L’activité manufacturière en Asie a progressé en janvier, portée par une demande mondiale solide qui a stimulé les commandes à l’exportation, selon des enquêtes du secteur privé publiées lundi. Cette dynamique offre un certain répit aux décideurs politiques, alors que l’impact des droits de douane américains plus élevés semble, pour l’instant, avoir atteint un pic.

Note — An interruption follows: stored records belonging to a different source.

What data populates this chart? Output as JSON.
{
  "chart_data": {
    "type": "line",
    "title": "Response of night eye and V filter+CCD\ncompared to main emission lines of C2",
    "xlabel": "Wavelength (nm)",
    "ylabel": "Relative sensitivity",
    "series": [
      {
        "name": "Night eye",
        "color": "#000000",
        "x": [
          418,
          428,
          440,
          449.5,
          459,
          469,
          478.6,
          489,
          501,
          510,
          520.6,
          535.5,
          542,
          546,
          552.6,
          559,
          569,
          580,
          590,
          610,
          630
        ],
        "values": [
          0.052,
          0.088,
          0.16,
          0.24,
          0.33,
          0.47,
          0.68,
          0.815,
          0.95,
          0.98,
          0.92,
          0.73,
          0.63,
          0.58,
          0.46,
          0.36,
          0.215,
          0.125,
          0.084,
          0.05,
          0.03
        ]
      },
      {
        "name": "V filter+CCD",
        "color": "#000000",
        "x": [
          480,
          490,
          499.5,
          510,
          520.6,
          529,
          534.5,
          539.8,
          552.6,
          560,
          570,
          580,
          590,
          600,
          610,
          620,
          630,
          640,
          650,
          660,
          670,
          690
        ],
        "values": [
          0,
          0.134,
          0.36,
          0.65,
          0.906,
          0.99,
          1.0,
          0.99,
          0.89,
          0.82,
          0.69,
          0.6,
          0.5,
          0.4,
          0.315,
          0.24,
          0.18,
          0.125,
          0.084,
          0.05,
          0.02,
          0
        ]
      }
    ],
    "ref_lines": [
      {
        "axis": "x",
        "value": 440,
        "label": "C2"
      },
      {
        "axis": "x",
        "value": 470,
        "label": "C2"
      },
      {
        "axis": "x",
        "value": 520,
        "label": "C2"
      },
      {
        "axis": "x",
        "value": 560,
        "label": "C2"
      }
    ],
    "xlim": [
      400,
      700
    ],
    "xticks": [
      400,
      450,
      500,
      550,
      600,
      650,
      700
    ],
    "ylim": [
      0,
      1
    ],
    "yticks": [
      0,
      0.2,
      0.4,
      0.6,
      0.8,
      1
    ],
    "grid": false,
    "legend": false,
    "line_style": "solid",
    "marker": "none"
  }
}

Le Japon et la Corée du Sud ont enregistré une croissance manufacturière à des niveaux inédits depuis plusieurs années, tandis que la vigueur de grands marchés comme les États-Unis a soutenu les perspectives des économies asiatiques tournées vers l’exportation. En Chine, une enquête privée fait également état d’une accélération de l’activité industrielle en janvier, contrastant avec un indicateur officiel plus faible publié précédemment.
L’indice PMI manufacturier chinois établi par S&P Global a progressé à 50,3 en janvier, contre 50,1 en décembre, repassant au-dessus du seuil de 50 qui sépare croissance et contraction, à son plus haut niveau depuis octobre. Cette amélioration reflète le rebond des exportations, qui compense la faiblesse persistante de la demande intérieure et a contribué à une croissance économique de 5 % l’an dernier.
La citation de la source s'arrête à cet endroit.